How to design the `Has` trait

I would like to construct a Has trait as demonstrated below:

trait Has<T> {
    fn get(&self) -> T;
}

impl<T> Has<&T> for T {
    fn get(&self) -> &T {
        self
    }
}

struct Foo(i32);

impl Has<i32> for Foo {
    fn get(&self) -> i32 {
        self.0
    }
}

playground

In its implementation, T can be borrowed from self, with a lifetime that is necessarily shorter than that of self. Alternatively, T can be separated from self, in which case, there are no imposed constraints on the lifetime of T.

But got the error:

error: `impl` item signature doesn't match `trait` item signature
 --> src/lib.rs:6:5
  |
2 |     fn get(&self) -> T;
  |     ------------------- expected `fn(&'1 T) -> &'2 T`
...
6 |     fn get(&self) -> &T {
  |     ^^^^^^^^^^^^^^^^^^^ found `fn(&'1 T) -> &'1 T`
  |
  = note: expected signature `fn(&'1 T) -> &'2 T`
             found signature `fn(&'1 T) -> &'1 T`
help: the lifetime requirements from the `impl` do not correspond to the requirements in the `trait`
 --> src/lib.rs:2:22
  |
2 |     fn get(&self) -> T;
  |                      ^ consider borrowing this type parameter in the trait
1 Like

This does not the thing you expect. Basically, it is

impl<T, 'a> Has<&'a T> for T {
    fn get(&self) -> &'a T {
        self
    }
}

where 'a = 'static is allowed, so this is a special case of your impl, and this is not what you intended.

impl<T> Has<&'static T> for T {
    fn get(&self) -> &'static T {
        self
    }
}

For this reason, the Deref trait has the &Target in the fn signature.
A trait Has that can do both owned and borrowed access could be quite tricky. But it definitely needs some GATs.

2 Likes

Maybe this? The where clauses are a bit weird, but seem to be part of the MVP for GATs

playground

#![feature(associated_type_defaults)]
trait Has<T> {
    type T1<'a> = T where Self: 'a;
    fn get(&self) -> Self::T1<'_>;
}

impl<T> Has<&T> for T {
    type T1<'a> = &'a T where T: 'a;
    fn get(&self) -> &'_ T {
        self
    }
}

struct Foo(i32);

impl Has<i32> for Foo {
    fn get(&self) -> i32 {
        self.0
    }
}

This approach does not mandate the associated type T1 to be identical to T...

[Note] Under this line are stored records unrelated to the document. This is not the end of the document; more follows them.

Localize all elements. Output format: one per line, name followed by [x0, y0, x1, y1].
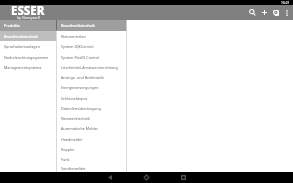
staticText: Anzeige- und Bedienteile: [61, 75, 105, 80]
staticText: Löschmittel-Ansteuereinrichtung: [61, 65, 118, 70]
button[interactable]: Recent apps: [165, 172, 202, 183]
staticText: Automatische Melder: [61, 126, 99, 131]
button[interactable]: Automatische Melder: [57, 123, 126, 134]
button[interactable]: Schlüsseldepot: [57, 93, 126, 103]
button[interactable]: Sprachalarmanlagen: [0, 41, 56, 52]
button[interactable]: Energieversorgungen: [57, 82, 126, 93]
staticText: Produkte: [4, 23, 20, 28]
button[interactable]: Löschmittel-Ansteuereinrichtung: [57, 62, 126, 72]
staticText: Notbeleuchtungssysteme: [4, 55, 49, 60]
staticText: Datenfernübertragung: [61, 106, 101, 111]
staticText: Brandmeldetechnik: [61, 23, 95, 28]
staticText: Brandmeldetechnik: [4, 34, 38, 39]
button[interactable]: Search: [246, 5, 258, 20]
staticText: Schlüsseldepot: [61, 96, 88, 101]
button[interactable]: Camera: [270, 5, 282, 20]
staticText: Koppler: [61, 147, 75, 152]
staticText: Kleinzentralen: [61, 34, 86, 39]
button[interactable]: Sondermelder: [57, 164, 126, 172]
button[interactable]: Add: [258, 5, 270, 20]
button[interactable]: Brandmeldetechnik: [0, 31, 56, 41]
button[interactable]: Home: [128, 172, 165, 183]
staticText: System FlexES Control: [61, 55, 100, 60]
staticText: Funk: [61, 157, 70, 162]
staticText: Sprachalarmanlagen: [4, 44, 40, 49]
button[interactable]: Funk: [57, 154, 126, 164]
staticText: Managementsysteme: [4, 65, 42, 70]
button[interactable]: Handmelder: [57, 134, 126, 144]
staticText: Energieversorgungen: [61, 85, 99, 90]
button[interactable]: Netzwerktechnik: [57, 113, 126, 123]
button[interactable]: Koppler: [57, 144, 126, 154]
button[interactable]: Datenfernübertragung: [57, 103, 126, 113]
button[interactable]: More options: [282, 5, 291, 20]
button[interactable]: Kleinzentralen: [57, 31, 126, 41]
staticText: ESSER: [11, 3, 45, 18]
button[interactable]: System FlexES Control: [57, 52, 126, 62]
staticText: Netzwerktechnik: [61, 116, 91, 121]
staticText: 16:21: [281, 0, 290, 5]
staticText: Handmelder: [61, 137, 83, 142]
button[interactable]: Back: [91, 172, 128, 183]
button[interactable]: System IQ8Control: [57, 41, 126, 52]
button[interactable]: Notbeleuchtungssysteme: [0, 52, 56, 62]
button[interactable]: Anzeige- und Bedienteile: [57, 72, 126, 82]
staticText: by Honeywell: [17, 15, 40, 20]
staticText: System IQ8Control: [61, 44, 94, 49]
staticText: Sondermelder: [61, 166, 86, 171]
button[interactable]: Managementsysteme: [0, 62, 56, 72]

Correct. Making it identical to T cannot work.
You want your ref-based impl to have the signature to effectively be fn get<'a>(&'a self) -> &'a T.

You cannot write impl<T> Has<&'always_lifetime_of_the_self_arg T> for T.
Even HRTB dont help here for<'a> &'a T is not valid and would basically mean &'static.

Maybe you can do some trait magic that says, "if T and T1 are different, they are not too different."

1 Like

That would be something like

trait Has<T> {
    fn get(self) -> T;
    //     ^^^^ not `&self`
}

impl<'a, T: ?Sized> Has<&'a T> for &'a T {
    fn get(self) -> &'a T {
        self
    }
}

struct Foo(i32);

impl Has<i32> for &Foo {
    fn get(self) -> i32 {
        self.0
    }
}

But if you use this your trait bounds may look like

fn foo<T: for<'any> Has<&'any str>>(_: &T) {}

You could just use the borrowing version always ala AsRef<_> and callers can copy or clone when needed.